Kobe Bryant's last-second shots are nice and everything, but Lakers Coach Phil Jackson isn't exactly thrilled with them.
They tend to mask what ails the Lakers for 47-plus minutes in a game, Bryant's late-game dependability already bailing out the team three times this season.
"I'd just as soon he didn't have to do that, personally," Jackson said. "Losses make mountains out of molehills. You win, you think that there's nothing wrong and it's pretty easy. We talked about that as a team [Saturday]. I did most of the talking. The team didn't talk that much about it."
Bryant seemed to agree with Jackson. After all, his trio of winning shots came against teams hovering near .500.
"Obviously, we're not playing as well in those games as you want to play," he said. "It's not the best situation, but it works."
Bryant's last-second savers came in a 28-day span, a tidy ratio of one every 9.3 days. He began his string with his 27-foot three-point bank against Miami on Dec. 4. Then he backed down the smaller Charlie Bell and drained a 15-foot turnaround to beat Milwaukee on Dec. 16.
On Friday, he took a pass from Pau Gasol after making contact with Sacramento guard Sergio Rodriguez, who stumbled and fell, leaving Bryant with an open three-point look from the left side.
Did he foul Rodriguez to get open?
"It's tough to make those calls," Bryant said before making reference to the 1998 Eastern Conference finals. "A foul is Reggie Miller pushing MJ [Michael Jordan]. That's a foul. What I did is the same thing anybody does to get open in the post. I didn't shove the guy. The guy's, what, 6 feet, 180?"
Rodriguez is listed at 6 feet 3, 176 pounds.
The bigger issue is why a team wouldn't double-team Bryant in the waning seconds of a game -- not that it would help.
"One guy's not going to do it," Bryant said. "I know how to get open."
"I'll get a look," he said. "If I miss it, I miss it, but one guy's not going to matter, not in that situation. I've developed my skills to the point where I can go left, I can go right. I can pull up and shoot, I can fade and shoot. I feel confident in my abilities . . . because I've worked at those things."
Ron Artest went through part of Saturday's practice without contact, the first step in his return since suffering a concussion Christmas night at his home. After practice, he shot around while being watched on the court by a neurologist.
"He's with his new best friend out there," Jackson said, nodding in the direction of the doctor.
Artest will be reevaluated before tonight's game against Dallas.
Artest has sat out four games, during which the Lakers have given up 103 points to Sacramento, 118 to Phoenix, another 118 to Golden State and 108 to Sacramento.

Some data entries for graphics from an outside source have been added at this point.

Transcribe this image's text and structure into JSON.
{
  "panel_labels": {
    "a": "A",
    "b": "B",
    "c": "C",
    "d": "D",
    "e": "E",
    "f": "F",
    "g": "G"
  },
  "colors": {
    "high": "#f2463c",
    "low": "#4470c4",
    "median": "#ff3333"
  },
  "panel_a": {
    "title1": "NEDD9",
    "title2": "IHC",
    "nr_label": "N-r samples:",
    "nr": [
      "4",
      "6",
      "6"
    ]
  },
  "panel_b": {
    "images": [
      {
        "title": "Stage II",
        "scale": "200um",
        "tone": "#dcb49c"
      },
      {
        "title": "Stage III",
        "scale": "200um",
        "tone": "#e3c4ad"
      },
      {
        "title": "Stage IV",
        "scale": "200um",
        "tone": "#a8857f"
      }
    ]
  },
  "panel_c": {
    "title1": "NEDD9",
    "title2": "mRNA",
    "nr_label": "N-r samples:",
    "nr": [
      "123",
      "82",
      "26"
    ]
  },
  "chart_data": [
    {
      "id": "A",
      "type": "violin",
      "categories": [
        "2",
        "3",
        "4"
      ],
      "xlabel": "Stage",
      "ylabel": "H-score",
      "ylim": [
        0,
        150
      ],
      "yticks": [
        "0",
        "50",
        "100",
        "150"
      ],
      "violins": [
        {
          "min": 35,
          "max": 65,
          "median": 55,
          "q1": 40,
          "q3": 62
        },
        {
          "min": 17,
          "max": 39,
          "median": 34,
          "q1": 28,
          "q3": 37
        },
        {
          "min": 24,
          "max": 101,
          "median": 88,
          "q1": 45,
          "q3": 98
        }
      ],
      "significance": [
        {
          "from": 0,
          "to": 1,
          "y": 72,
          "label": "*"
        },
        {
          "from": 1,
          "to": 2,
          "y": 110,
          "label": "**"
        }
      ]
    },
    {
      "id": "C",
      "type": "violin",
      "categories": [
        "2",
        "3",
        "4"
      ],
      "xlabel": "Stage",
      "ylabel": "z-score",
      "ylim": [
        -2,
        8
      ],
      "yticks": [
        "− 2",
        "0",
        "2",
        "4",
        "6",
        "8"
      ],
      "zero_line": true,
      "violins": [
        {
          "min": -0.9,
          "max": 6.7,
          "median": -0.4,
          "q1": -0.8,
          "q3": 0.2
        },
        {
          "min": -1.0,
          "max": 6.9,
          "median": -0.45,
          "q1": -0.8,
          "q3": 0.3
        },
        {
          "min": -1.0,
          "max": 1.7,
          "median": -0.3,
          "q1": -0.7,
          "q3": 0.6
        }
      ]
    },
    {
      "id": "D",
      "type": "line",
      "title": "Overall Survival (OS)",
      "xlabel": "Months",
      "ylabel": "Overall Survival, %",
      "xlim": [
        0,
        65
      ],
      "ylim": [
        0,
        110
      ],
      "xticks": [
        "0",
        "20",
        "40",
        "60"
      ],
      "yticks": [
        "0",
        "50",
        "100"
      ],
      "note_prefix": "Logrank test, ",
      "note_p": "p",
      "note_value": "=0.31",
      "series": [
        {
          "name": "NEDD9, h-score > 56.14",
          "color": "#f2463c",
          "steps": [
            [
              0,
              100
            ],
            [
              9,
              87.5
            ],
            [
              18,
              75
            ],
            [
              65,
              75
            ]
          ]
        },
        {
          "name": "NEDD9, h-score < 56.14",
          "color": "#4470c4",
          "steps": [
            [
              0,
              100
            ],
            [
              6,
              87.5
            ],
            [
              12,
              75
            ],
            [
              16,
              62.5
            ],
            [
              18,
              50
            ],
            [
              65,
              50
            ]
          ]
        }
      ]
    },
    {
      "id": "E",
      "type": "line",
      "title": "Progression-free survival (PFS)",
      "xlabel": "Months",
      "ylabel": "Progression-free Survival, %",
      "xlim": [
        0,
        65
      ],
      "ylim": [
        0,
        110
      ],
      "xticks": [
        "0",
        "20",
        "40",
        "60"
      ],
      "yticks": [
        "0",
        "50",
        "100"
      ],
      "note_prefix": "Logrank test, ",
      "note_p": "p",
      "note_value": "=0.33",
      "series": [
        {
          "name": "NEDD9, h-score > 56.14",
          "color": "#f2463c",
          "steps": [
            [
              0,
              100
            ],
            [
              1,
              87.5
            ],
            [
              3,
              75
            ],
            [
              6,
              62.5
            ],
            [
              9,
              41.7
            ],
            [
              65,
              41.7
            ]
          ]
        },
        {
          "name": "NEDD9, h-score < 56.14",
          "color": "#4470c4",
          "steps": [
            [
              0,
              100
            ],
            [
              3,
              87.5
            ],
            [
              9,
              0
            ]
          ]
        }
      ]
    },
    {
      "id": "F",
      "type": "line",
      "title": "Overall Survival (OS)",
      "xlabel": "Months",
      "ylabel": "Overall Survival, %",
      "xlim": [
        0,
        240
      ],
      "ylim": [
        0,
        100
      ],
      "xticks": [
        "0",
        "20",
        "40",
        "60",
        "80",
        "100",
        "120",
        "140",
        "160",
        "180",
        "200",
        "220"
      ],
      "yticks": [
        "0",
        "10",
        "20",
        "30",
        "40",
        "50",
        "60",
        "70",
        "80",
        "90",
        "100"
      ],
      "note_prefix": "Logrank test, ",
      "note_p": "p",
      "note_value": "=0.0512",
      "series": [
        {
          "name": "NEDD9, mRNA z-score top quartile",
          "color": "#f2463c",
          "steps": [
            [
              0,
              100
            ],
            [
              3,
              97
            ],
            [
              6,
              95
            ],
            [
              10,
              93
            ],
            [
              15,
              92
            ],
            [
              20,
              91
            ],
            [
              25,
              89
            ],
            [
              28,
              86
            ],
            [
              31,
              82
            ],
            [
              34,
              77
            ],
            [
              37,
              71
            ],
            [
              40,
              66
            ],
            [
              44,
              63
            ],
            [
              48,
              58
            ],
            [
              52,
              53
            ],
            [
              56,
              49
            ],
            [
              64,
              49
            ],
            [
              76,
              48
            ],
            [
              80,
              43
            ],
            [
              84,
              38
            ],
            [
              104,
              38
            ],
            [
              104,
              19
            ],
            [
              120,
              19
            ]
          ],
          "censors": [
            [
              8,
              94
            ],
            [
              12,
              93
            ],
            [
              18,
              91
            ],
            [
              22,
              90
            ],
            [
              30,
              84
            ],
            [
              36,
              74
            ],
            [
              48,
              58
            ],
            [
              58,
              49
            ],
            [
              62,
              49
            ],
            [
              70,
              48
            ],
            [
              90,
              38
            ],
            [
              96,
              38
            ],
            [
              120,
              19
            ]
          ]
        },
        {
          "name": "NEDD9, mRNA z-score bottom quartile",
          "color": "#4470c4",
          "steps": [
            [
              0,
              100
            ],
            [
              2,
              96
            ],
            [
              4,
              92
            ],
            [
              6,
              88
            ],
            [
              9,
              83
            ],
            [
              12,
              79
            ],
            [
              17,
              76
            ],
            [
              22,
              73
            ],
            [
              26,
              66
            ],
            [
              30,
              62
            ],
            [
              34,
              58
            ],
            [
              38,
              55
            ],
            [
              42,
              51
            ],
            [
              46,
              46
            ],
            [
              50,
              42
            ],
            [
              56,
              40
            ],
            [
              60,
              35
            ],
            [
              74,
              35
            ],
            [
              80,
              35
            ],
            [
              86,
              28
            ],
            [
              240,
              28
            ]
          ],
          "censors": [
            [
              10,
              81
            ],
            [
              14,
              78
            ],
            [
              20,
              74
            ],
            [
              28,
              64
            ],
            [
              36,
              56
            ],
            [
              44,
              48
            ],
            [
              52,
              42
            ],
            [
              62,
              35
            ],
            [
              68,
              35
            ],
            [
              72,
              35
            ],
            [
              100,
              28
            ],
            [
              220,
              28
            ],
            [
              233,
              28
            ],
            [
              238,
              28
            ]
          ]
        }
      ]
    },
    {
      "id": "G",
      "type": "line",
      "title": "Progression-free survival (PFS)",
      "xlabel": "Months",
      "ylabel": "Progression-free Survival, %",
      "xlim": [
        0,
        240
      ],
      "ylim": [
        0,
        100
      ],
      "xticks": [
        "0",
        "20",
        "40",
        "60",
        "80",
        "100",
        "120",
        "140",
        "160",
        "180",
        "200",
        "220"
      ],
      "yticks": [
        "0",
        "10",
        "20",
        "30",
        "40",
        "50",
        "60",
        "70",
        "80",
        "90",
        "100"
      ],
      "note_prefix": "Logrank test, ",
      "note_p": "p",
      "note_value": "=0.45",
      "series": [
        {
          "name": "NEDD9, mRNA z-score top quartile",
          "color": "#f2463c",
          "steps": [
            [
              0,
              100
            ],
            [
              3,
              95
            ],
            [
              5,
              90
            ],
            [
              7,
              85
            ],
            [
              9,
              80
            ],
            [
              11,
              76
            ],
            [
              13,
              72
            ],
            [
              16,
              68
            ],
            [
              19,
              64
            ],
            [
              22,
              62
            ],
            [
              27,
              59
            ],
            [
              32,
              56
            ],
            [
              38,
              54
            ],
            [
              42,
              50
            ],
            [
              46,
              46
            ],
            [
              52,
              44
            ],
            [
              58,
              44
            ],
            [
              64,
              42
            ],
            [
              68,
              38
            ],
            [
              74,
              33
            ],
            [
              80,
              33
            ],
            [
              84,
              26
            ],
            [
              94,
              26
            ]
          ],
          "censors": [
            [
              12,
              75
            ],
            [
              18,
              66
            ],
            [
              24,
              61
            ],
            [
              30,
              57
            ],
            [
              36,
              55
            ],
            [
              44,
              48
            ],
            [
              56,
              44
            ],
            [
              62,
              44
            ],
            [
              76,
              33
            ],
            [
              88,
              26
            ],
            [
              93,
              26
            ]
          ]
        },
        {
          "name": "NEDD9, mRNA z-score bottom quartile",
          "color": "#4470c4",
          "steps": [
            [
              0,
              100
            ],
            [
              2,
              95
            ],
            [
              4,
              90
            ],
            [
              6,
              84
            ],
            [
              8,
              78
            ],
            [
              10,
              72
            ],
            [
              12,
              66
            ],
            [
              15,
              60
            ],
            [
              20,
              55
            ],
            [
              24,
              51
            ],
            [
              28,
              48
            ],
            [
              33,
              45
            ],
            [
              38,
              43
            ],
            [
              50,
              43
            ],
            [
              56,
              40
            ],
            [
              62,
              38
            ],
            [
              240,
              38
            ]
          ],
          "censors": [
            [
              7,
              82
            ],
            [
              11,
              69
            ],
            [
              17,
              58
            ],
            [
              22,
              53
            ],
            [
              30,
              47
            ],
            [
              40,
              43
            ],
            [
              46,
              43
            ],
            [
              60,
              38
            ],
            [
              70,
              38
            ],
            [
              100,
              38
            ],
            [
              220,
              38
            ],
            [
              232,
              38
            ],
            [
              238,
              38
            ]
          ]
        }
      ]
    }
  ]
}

Jackson won't look like an NFL coach roaming the sidelines with a large laminated play card, but he said he would take more action in the first halves of games after the Lakers' recent struggles.
"I think I'll have to probably program them a little bit more instead of letting them kind of go out on a free basis," Jackson said.
So Jackson might be scripting plays until the Lakers get on track?
"Yeah, like other coaches do," he said.
Tonight the Lakers face the Mavericks, who happen to be second in the Western Conference and, of equal interest, pummeled the Lakers, 94-80, in the second game of the season.
Bryant had an awful shooting night, scoring 20 points on six-for-19 shooting, and Artest had as many offensive fouls (three) as points.
"We refreshed our memory with it a little bit today," Jackson said. "I was just talking to our staff about how [the Mavericks] kind of got their resiliency back as a team. The addition of [Shawn] Marion obviously is a help. . . . They're a pretty deep team now and they seem to have the kind of chemistry that works well together."
Walton getting closer?
Forward Luke Walton (pinched nerve in neck) shot at a side basket during practice while being watched by Alex McKechnie, the team's athletic performance coordinator. A definite return date hasn't been set.